Money: This is still a big one, and a well-trodden area with many widely recognized frameworks and metrics to prove it. Most of our work serves as a catalyst to propel growth for clients’ businesses. We must demonstrate that as a result of our strategy and creative ideas, we were able to generate more money than was spent on making and running the work. Typically, this will be an ROI calculation. At the end of the day, the CMO must be able to tell their CEO that advertising was a more profitable course of action than investing that money in other activities. Most of you will be very familiar with this one!

Minds: Much of a strategist’s work consists of influencing opinions and behaviours. How do we change minds and hearts? Ultimately these will end in some type of business transaction or brand tracking uplift, but not always. How, for example, do you measure that you’ve moved someone’s prejudice towards the right for females to be educated? The ultimate result will be long-term,  where we see more women enrolled in education. But how do we reward incremental advancements? It’s easy to prove that people prefer ice cream brand A to ice cream brand B. But how do we measure brave and important work being done to further agendas such as human rights? Attitude surveys (pre and post) may help, initial short-term traction, but these wouldn’t stand up to the same kind of scrutiny we place on business results. And too often cases like these are dismissed because effectiveness was too hard to prove. Goodwill won’t cut it. 

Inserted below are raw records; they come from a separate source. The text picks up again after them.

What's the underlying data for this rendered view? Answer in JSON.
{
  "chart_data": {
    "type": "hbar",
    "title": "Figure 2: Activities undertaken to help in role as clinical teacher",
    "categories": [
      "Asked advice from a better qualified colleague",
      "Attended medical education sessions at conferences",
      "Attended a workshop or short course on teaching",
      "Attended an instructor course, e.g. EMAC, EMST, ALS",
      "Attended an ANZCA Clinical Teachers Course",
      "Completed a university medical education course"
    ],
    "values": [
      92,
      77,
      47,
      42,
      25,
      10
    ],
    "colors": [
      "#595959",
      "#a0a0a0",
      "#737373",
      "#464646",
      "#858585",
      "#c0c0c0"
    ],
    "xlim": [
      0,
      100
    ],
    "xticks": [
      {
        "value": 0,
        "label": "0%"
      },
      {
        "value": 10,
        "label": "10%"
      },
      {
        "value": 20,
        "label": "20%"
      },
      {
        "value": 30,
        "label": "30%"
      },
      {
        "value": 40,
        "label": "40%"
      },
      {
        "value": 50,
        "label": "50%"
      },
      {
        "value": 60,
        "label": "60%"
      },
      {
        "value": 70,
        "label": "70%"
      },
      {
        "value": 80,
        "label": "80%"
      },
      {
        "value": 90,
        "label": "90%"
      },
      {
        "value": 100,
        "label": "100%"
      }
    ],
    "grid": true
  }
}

Mobilisation: Proving mobilisation (or action- but that didn’t start with an ‘m’) is an interesting and important criterion. It might be the thing that precedes concrete results. Often measured in the now frowned-upon currency of likes, retweets, and shares, mobilisation is the metric between being a passive bystander and an active participant. This is an important consideration when assessing protest campaigns (against policies and governments), environmental initiatives, and social interventions. How do we recognise the fact that any change, no matter how small, can represent a big step forward? Bravery can’t always be measured in numbers. But intent and first steps are as admirable and precious and necessary as monetary returns. As an industry, we need to do much more work in this area to send the right signals and award not just work that is good but work that is for good. 

Momentum: Momentum is what you want to see in the absence of proven long-term impact. Many awards entries do not have the longevity or data to support a behaviour change, a policy change, or a business change. So, momentum becomes an amalgamation of all the above. Has a campaign shown the first green shoots of success in terms of money, minds, or mobilisation? What are the initial changes that have been achieved that give you the confidence you are heading in the right direction? What would you expect to see over the coming months and years and how are you tracing against that? 

Success is accomplishing what you set out to achieve. 

That will be different for every brand, category, and often market, too. It’s important we define what success for each case looks like. Why you have defined it in the way you have and how strategy has been designed to achieve it. What is the goal and what are the steps along the way that we must recognise as wins, and successes in order to give our clients the confidence to keep going.  

The more we endeavour to use judging opportunities like Dubai Lynx to create frameworks that make it easier for the international judging community to benchmark and recognise a spectrum of accomplishments, the better off we will be in creating a better-rounded definition of effectiveness to celebrate success beyond financial returns.